Bases de données juridiques : mesurer l’utilisation pour choisir entre les ressources

Et un aparté sur deux gourous du "Legal IT"

Mardi 22 septembre 2009, par Emmanuel Barthe // La documentation juridique

Ron Friedmann, ex-lawyer et consultant américain en KM et informatique juridique avec sa société Prism Legal Consulting, a remarqué l’article de The American Lawyer du 3 septembre 2009 (qui publie les résultats de l’enquête annuelle "AmLaw 200 law libraries").

Friedmann le commente avec une certaine pertinence [1].
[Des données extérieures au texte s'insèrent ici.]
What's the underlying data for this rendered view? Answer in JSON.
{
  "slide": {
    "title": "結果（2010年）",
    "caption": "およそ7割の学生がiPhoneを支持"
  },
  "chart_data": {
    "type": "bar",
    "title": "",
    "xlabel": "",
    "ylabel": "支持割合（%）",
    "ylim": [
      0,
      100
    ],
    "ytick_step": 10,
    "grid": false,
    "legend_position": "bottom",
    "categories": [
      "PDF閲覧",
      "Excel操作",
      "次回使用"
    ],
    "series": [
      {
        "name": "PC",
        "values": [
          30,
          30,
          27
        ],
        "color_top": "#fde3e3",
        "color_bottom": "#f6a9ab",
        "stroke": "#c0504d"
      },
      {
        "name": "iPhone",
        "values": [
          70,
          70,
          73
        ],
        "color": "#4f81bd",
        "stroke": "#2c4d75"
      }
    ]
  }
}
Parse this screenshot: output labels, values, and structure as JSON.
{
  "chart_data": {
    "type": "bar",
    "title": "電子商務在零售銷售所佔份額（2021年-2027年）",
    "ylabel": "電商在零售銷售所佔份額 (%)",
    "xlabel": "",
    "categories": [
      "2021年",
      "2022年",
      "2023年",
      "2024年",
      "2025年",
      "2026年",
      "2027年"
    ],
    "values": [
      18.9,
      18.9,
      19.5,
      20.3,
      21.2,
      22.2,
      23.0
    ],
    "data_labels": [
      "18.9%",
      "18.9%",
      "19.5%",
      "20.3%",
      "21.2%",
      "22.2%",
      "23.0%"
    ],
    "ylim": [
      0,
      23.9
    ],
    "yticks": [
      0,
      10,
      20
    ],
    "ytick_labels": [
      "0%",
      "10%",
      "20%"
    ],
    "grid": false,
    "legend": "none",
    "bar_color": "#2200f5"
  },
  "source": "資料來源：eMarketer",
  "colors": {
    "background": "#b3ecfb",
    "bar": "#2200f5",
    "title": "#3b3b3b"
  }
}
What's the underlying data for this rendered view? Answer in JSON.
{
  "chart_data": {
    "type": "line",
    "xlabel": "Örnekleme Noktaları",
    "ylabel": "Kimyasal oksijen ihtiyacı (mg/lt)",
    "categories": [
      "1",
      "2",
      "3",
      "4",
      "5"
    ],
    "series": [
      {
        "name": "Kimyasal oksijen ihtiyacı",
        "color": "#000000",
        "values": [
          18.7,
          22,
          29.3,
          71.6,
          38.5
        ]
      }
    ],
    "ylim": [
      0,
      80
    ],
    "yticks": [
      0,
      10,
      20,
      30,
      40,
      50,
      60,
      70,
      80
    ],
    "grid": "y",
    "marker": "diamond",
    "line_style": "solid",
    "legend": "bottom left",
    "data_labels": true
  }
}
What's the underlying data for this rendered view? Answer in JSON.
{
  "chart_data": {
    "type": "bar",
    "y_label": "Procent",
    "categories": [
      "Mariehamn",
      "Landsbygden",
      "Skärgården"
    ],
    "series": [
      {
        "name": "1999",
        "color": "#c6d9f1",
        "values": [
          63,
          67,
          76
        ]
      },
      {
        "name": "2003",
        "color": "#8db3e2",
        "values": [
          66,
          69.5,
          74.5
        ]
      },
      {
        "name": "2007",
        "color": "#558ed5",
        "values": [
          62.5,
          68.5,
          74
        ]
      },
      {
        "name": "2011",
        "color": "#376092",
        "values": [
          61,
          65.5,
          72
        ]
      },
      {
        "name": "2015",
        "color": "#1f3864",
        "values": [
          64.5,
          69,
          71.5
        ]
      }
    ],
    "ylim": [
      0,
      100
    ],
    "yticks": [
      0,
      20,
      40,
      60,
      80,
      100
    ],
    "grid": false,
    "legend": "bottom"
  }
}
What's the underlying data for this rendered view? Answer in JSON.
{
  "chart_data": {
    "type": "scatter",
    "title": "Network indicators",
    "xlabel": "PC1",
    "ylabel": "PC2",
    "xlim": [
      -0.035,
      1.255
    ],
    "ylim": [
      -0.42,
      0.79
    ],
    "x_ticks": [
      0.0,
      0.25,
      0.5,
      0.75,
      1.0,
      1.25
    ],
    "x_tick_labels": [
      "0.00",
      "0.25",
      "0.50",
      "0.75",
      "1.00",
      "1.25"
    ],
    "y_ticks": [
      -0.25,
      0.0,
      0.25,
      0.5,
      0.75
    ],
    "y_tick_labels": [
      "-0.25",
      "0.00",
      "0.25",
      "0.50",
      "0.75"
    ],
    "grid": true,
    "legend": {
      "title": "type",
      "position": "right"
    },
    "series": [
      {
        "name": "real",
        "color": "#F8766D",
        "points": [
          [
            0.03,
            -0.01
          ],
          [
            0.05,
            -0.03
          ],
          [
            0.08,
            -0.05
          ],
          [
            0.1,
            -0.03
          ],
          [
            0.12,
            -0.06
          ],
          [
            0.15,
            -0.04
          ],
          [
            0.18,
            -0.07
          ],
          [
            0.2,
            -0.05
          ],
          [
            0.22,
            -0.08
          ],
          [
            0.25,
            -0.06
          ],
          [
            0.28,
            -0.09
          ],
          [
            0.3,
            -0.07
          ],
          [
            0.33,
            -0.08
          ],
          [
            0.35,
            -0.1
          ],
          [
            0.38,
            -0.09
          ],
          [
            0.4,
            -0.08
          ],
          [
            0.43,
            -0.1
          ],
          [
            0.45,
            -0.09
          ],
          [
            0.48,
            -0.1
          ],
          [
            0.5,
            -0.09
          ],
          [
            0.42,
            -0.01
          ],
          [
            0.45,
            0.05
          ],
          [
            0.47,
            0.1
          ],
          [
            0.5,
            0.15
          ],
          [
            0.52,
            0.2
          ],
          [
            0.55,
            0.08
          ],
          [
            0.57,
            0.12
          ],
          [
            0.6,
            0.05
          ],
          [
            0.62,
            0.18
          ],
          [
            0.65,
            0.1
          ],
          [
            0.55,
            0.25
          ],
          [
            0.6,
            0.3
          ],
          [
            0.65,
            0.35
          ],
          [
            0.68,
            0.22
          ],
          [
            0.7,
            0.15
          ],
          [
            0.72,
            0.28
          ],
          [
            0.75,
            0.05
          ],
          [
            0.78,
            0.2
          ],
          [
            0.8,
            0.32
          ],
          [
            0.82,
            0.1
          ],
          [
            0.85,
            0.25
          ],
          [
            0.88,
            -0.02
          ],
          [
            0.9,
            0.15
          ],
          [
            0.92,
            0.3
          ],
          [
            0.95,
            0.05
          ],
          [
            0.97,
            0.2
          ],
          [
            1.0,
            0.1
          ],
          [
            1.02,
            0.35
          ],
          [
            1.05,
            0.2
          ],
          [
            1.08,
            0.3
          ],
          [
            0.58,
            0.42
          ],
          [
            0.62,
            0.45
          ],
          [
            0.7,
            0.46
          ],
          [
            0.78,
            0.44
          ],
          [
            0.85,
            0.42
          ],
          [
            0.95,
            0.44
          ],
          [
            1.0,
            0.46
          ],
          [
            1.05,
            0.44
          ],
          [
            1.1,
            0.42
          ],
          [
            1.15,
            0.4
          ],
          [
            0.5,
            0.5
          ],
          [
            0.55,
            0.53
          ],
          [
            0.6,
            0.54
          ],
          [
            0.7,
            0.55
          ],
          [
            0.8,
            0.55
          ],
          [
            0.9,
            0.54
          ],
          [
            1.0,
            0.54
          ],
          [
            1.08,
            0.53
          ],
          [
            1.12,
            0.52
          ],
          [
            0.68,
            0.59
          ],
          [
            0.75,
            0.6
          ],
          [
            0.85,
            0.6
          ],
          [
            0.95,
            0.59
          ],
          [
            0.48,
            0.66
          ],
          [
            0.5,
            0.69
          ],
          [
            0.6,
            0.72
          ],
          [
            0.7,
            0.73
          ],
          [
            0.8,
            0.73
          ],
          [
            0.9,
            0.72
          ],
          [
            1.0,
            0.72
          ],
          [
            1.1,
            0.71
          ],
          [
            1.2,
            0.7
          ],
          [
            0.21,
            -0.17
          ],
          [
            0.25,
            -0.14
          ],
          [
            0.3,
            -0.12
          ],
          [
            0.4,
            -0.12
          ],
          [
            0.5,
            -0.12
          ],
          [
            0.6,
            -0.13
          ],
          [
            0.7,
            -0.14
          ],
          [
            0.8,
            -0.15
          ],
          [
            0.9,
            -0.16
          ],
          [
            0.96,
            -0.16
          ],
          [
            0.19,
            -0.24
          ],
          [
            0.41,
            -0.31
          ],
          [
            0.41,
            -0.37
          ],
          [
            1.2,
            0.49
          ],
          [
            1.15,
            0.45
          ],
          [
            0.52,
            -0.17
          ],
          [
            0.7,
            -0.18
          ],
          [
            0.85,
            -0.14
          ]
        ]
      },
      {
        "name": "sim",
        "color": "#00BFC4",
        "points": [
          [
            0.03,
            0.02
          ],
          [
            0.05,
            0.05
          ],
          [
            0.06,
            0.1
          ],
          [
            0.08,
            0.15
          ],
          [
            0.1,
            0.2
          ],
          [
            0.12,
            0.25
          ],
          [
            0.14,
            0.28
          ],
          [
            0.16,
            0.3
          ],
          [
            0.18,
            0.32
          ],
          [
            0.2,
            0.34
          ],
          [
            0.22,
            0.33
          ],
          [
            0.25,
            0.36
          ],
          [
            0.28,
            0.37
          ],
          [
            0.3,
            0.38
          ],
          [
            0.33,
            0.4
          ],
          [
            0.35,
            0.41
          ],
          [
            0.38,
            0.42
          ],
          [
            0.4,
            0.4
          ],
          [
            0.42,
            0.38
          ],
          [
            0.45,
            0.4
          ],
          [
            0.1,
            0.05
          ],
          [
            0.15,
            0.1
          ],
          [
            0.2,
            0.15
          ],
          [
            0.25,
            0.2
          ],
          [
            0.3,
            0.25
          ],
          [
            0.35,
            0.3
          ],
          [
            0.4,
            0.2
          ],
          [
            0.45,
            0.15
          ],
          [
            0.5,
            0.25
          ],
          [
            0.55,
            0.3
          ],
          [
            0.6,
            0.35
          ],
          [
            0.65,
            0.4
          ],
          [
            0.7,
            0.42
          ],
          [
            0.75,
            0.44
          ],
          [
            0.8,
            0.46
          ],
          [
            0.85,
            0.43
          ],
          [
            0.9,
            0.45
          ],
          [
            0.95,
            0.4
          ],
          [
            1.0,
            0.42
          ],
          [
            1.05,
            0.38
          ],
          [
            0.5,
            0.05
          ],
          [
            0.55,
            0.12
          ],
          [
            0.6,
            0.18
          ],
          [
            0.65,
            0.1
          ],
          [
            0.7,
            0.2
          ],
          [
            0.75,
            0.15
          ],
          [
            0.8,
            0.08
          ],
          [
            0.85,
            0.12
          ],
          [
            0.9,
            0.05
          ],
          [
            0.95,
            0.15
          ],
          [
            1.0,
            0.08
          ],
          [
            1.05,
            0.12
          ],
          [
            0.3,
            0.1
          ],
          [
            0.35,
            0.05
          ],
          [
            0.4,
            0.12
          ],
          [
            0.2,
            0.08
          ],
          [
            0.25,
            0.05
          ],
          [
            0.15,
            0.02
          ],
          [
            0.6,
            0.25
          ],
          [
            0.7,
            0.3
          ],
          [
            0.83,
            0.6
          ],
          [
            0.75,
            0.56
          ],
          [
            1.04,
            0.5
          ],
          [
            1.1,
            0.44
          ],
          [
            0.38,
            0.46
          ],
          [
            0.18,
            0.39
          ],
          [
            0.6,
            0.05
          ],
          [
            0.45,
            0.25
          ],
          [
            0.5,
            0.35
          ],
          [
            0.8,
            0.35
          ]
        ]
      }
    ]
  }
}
De ce commentaire rapide, pour notre niveau français à nous, je retiens deux choses :

  • d’abord l’accent mis par nos collègues US sur l’évaluation de l’utilisation réelle des ressources en ligne. Evidemment, certaines nécessitent plus de formation que d’autres et seront donc défavorisées ... Mais bien concevoir une plateforme en ligne ou une simple base de données juridiques n’est pas si difficile que ça au niveau des principes et méthodes. Aux USA, des logiciels mesurent l’utilisation. En France, pas de soft adapté apparemment, mais du point de vue de l’acheteur, les statistiques d’utilisation d’outils au prix élevé sont vraiment un élement que tout éditeur devrait fournir. Or on est loin du compte : seuls deux acteurs majeurs en fournissent
  • ensuite le choix fait de plus en plus souvent entre Westlaw et Lexis. On est en France déjà souvent obligé de choisir, de ne pas prendre certaines plateformes. Le "tout avoir" semble arriver à sa fin. Le "cost effective" semble commencer ses débuts.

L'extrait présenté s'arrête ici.